Mais quel rôle a donc joué le secteur CPE du SNES dans la réécriture de la circulaire de 1982, qui a abouti au texte de 2015 ?
A son arrivée à la tête du ministère de l’Éducation nationale en 2012, Vincent Peillon décide de s’atteler à la réécriture de l’ensemble des circulaires de missions et des ORS des professionnel.les de l’éducation. Professeurs du premier degré, du second, CPE : tout le monde est concerné par cette opération de « dépoussiérage », d’autant plus nécessaire qu’au tournant des années 2000 les turbulences ont été nombreuses.

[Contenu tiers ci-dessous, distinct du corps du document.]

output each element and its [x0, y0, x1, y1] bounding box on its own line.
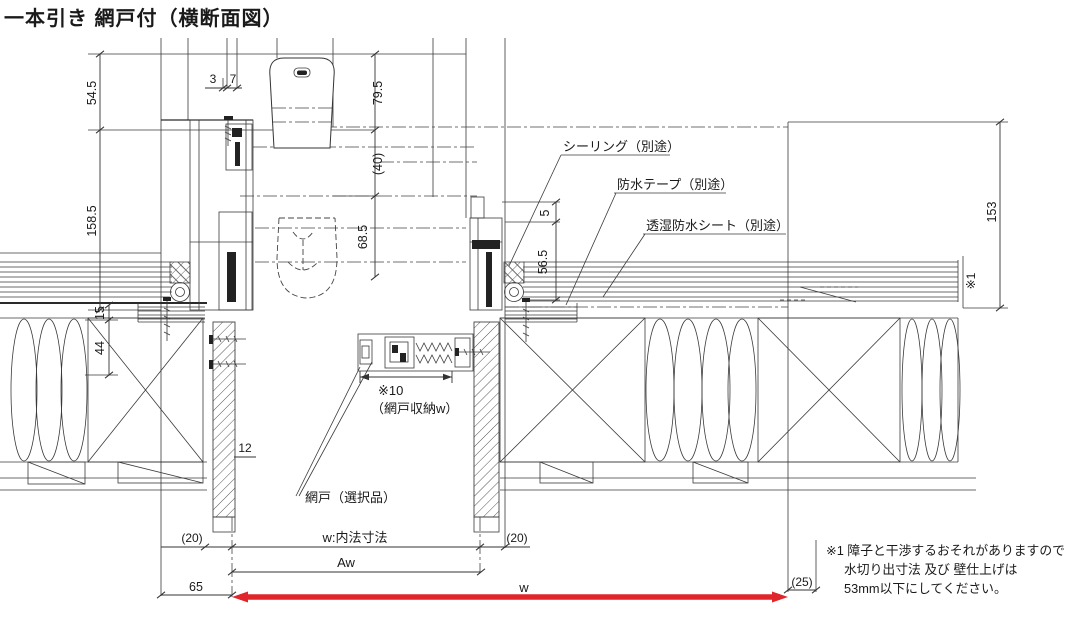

Sous la houlette des présidents Chirac et Sarkozy, les ministres Ferry et Chatel, épaulés par le DEGESCO d’alors Blanquer, se sont adonnés à une véritable « entreprise de casse » de la fonction publique d’éducation. L’alternance politique ne reviendra pas sur beaucoup de réformes, cependant une autre méthode va présider quelques temps.
Pour les CPE, le chantier de réécriture de la circulaire historique de 1982 démarre en janvier 2014 et le SNES a bien préparé son dossier.
Fort de sa représentativité auprès de la profession, il a déjà organisé des collectifs académiques dont les travaux ont abouti à la rédaction du texte « Pour le métier de CPE ». C’est sur cette base que le SNES va porter à la table des négociations la vision du métier de celles et ceux qui le pratiquent au quotidien. Il la porte avec encore plus de légitimité qu’il dispose, contrairement aux autres organisations syndicales, d’un secteur dédié au métier et du poids de syndicat majoritaire dans le second degré.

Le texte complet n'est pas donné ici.